Он налил себе еще рюмку абсента. Он был вдребезги пьян. Несколько мгновений взгляд его нежно покоился на Шарбоннелях. От людей он требует, чтобы у них душа была нараспашку. Внезапно Жилькен вскочил и, размахивая длинными ручищами, стал издавать призывные звуки. По противоположному тротуару шествовала Мелани Коррер в шелковом платье сизосерого цвета. Она обернулась и, видимо, не очень обрадовалась встрече с Жилькеном. Однако она походкой герцогини перешла улицу, покачивая бедрами, и остановилась перед столиком. Прежде чем она согласилась что-нибудь выпить, ее долго упрашивали.
— Послушайте, рюмку черносмородинной! — уговаривал Жилькен. — Вы ее любите… Помните улицу Ванно? Какие были веселые времена! Уж эта мне толстуха Коррер!
Госпожа Коррер села, и в тот же миг улица огласилась громовыми кликами. Прохожие, словно подхваченные ветром, ринулись куда-то, топая ногами, — как взбесившееся стадо. Шарбоннели тоже невольно вскочили, собираясь бежать. Тяжелая рука Жилькена пригвоздила их к месту. Он побагровел.

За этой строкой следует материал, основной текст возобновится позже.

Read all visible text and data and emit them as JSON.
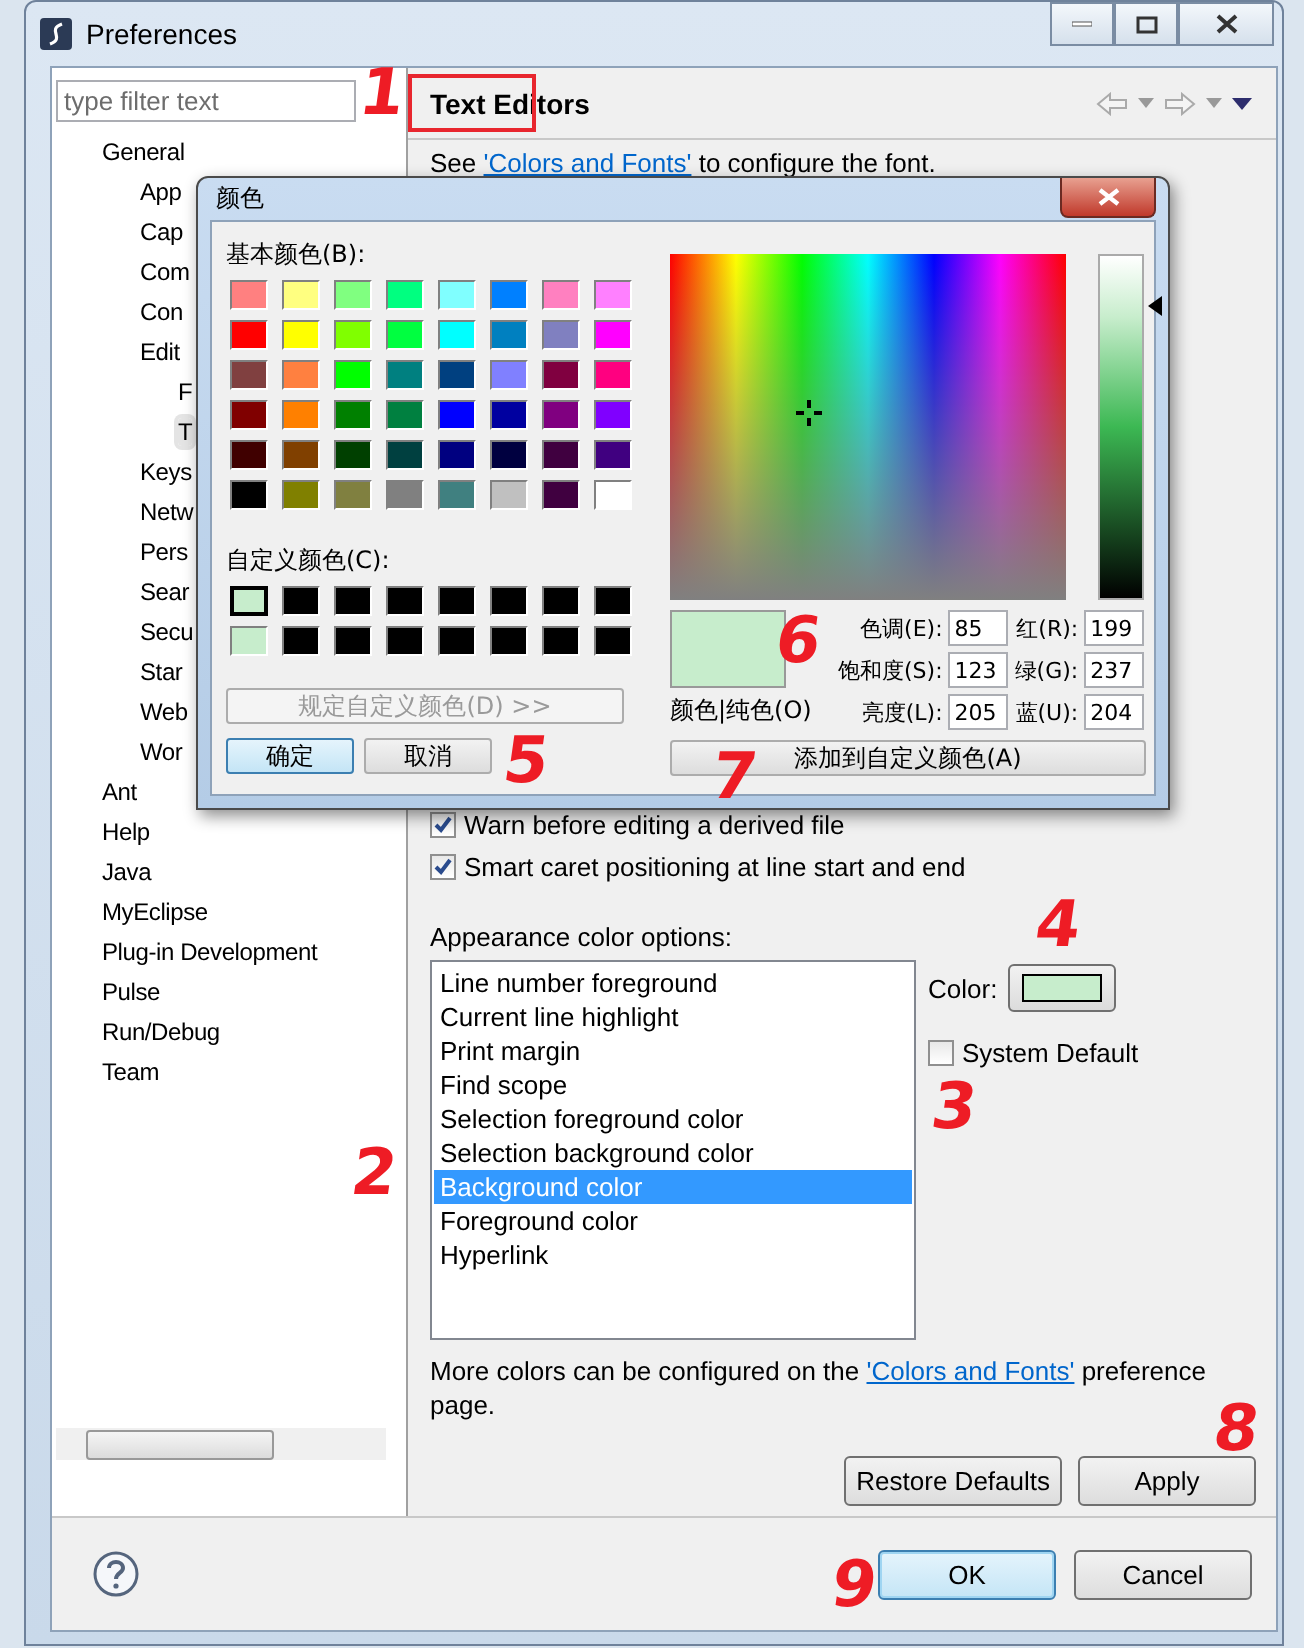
{
  "window": {
    "title": "Preferences"
  },
  "filter": {
    "placeholder": "type filter text"
  },
  "tree": [
    {
      "label": "General",
      "selected": false,
      "children": [
        {
          "label": "App",
          "selected": false
        },
        {
          "label": "Cap",
          "selected": false
        },
        {
          "label": "Com",
          "selected": false
        },
        {
          "label": "Con",
          "selected": false
        },
        {
          "label": "Edit",
          "selected": false,
          "children": [
            {
              "label": "F",
              "selected": false
            },
            {
              "label": "T",
              "selected": true
            }
          ]
        },
        {
          "label": "Keys",
          "selected": false
        },
        {
          "label": "Netw",
          "selected": false
        },
        {
          "label": "Pers",
          "selected": false
        },
        {
          "label": "Sear",
          "selected": false
        },
        {
          "label": "Secu",
          "selected": false
        },
        {
          "label": "Star",
          "selected": false
        },
        {
          "label": "Web",
          "selected": false
        },
        {
          "label": "Wor",
          "selected": false
        }
      ]
    },
    {
      "label": "Ant",
      "selected": false
    },
    {
      "label": "Help",
      "selected": false
    },
    {
      "label": "Java",
      "selected": false
    },
    {
      "label": "MyEclipse",
      "selected": false
    },
    {
      "label": "Plug-in Development",
      "selected": false
    },
    {
      "label": "Pulse",
      "selected": false
    },
    {
      "label": "Run/Debug",
      "selected": false
    },
    {
      "label": "Team",
      "selected": false
    }
  ],
  "page": {
    "title": "Text Editors",
    "title_highlighted": true,
    "intro": {
      "before": "See ",
      "link": "'Colors and Fonts'",
      "after": " to configure the font."
    },
    "options": [
      {
        "label": "Warn before editing a derived file",
        "checked": true
      },
      {
        "label": "Smart caret positioning at line start and end",
        "checked": true
      }
    ],
    "appearance_label": "Appearance color options:",
    "appearance_items": [
      {
        "label": "Line number foreground",
        "selected": false
      },
      {
        "label": "Current line highlight",
        "selected": false
      },
      {
        "label": "Print margin",
        "selected": false
      },
      {
        "label": "Find scope",
        "selected": false
      },
      {
        "label": "Selection foreground color",
        "selected": false
      },
      {
        "label": "Selection background color",
        "selected": false
      },
      {
        "label": "Background color",
        "selected": true
      },
      {
        "label": "Foreground color",
        "selected": false
      },
      {
        "label": "Hyperlink",
        "selected": false
      }
    ],
    "color_label": "Color:",
    "color_button": {
      "color": "#c7edcc"
    },
    "system_default": {
      "label": "System Default",
      "checked": false
    },
    "note": {
      "before": "More colors can be configured on the ",
      "link": "'Colors and Fonts'",
      "after": " preference page."
    },
    "buttons": [
      "Restore Defaults",
      "Apply"
    ]
  },
  "dialog_buttons": [
    {
      "label": "OK",
      "default": true
    },
    {
      "label": "Cancel",
      "default": false
    }
  ],
  "color_dialog": {
    "title": "颜色",
    "basic_label": "基本颜色(B):",
    "basic_colors": [
      {
        "color": "#ff8080"
      },
      {
        "color": "#ffff80"
      },
      {
        "color": "#80ff80"
      },
      {
        "color": "#00ff80"
      },
      {
        "color": "#80ffff"
      },
      {
        "color": "#0080ff"
      },
      {
        "color": "#ff80c0"
      },
      {
        "color": "#ff80ff"
      },
      {
        "color": "#ff0000"
      },
      {
        "color": "#ffff00"
      },
      {
        "color": "#80ff00"
      },
      {
        "color": "#00ff40"
      },
      {
        "color": "#00ffff"
      },
      {
        "color": "#0080c0"
      },
      {
        "color": "#8080c0"
      },
      {
        "color": "#ff00ff"
      },
      {
        "color": "#804040"
      },
      {
        "color": "#ff8040"
      },
      {
        "color": "#00ff00"
      },
      {
        "color": "#008080"
      },
      {
        "color": "#004080"
      },
      {
        "color": "#8080ff"
      },
      {
        "color": "#800040"
      },
      {
        "color": "#ff0080"
      },
      {
        "color": "#800000"
      },
      {
        "color": "#ff8000"
      },
      {
        "color": "#008000"
      },
      {
        "color": "#008040"
      },
      {
        "color": "#0000ff"
      },
      {
        "color": "#0000a0"
      },
      {
        "color": "#800080"
      },
      {
        "color": "#8000ff"
      },
      {
        "color": "#400000"
      },
      {
        "color": "#804000"
      },
      {
        "color": "#004000"
      },
      {
        "color": "#004040"
      },
      {
        "color": "#000080"
      },
      {
        "color": "#000040"
      },
      {
        "color": "#400040"
      },
      {
        "color": "#400080"
      },
      {
        "color": "#000000"
      },
      {
        "color": "#808000"
      },
      {
        "color": "#808040"
      },
      {
        "color": "#808080"
      },
      {
        "color": "#408080"
      },
      {
        "color": "#c0c0c0"
      },
      {
        "color": "#400040"
      },
      {
        "color": "#ffffff"
      }
    ],
    "custom_label": "自定义颜色(C):",
    "custom_colors": [
      {
        "color": "#c7edcc",
        "selected": true
      },
      {
        "color": "#000000",
        "selected": false
      },
      {
        "color": "#000000",
        "selected": false
      },
      {
        "color": "#000000",
        "selected": false
      },
      {
        "color": "#000000",
        "selected": false
      },
      {
        "color": "#000000",
        "selected": false
      },
      {
        "color": "#000000",
        "selected": false
      },
      {
        "color": "#000000",
        "selected": false
      },
      {
        "color": "#c7edcc",
        "selected": false
      },
      {
        "color": "#000000",
        "selected": false
      },
      {
        "color": "#000000",
        "selected": false
      },
      {
        "color": "#000000",
        "selected": false
      },
      {
        "color": "#000000",
        "selected": false
      },
      {
        "color": "#000000",
        "selected": false
      },
      {
        "color": "#000000",
        "selected": false
      },
      {
        "color": "#000000",
        "selected": false
      }
    ],
    "define_button": {
      "label": "规定自定义颜色(D) >>",
      "disabled": true
    },
    "ok": "确定",
    "cancel": "取消",
    "preview_label": "颜色|纯色(O)",
    "fields": [
      {
        "label": "色调(E):",
        "value": "85"
      },
      {
        "label": "红(R):",
        "value": "199"
      },
      {
        "label": "饱和度(S):",
        "value": "123"
      },
      {
        "label": "绿(G):",
        "value": "237"
      },
      {
        "label": "亮度(L):",
        "value": "205"
      },
      {
        "label": "蓝(U):",
        "value": "204"
      }
    ],
    "add_button": "添加到自定义颜色(A)"
  },
  "annotations": [
    {
      "label": "1"
    },
    {
      "label": "5"
    },
    {
      "label": "6"
    },
    {
      "label": "7"
    },
    {
      "label": "4"
    },
    {
      "label": "3"
    },
    {
      "label": "2"
    },
    {
      "label": "8"
    },
    {
      "label": "9"
    }
  ]
}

— Не двигайтесь, черт вас возьми! Ждите команды! Эти болваны останутся с носом. Сейчас только пять часов, не так ли? Значит, проехал кардинал-легат. А нам-то ведь наплевать на кардинала-легата? Я нахожу оскорбительным, что папа не соизволил явиться сам. Если он крестный, то пусть и крестит!.. Даю вам слово, что малыша провезут не раньше половины шестого.
Чем больше пьянел Жилькен, тем меньше в нем оставалось почтительности. Сидя на опрокинутом стуле, он пускал дым в нос соседям, подмигивал женщинам, вызывающе посматривал на мужчин. Неподалеку от них, на мосту Нотр-Дам, образовался затор экипажей; лошади нетерпеливо били копытами, из дверец карет выглядывали сановники и генералы в мундирах, расшитых золотом, сверкающих орденами.
— Ну и погремушек же на них! — с улыбкой превосходства пробормотал Жилькен.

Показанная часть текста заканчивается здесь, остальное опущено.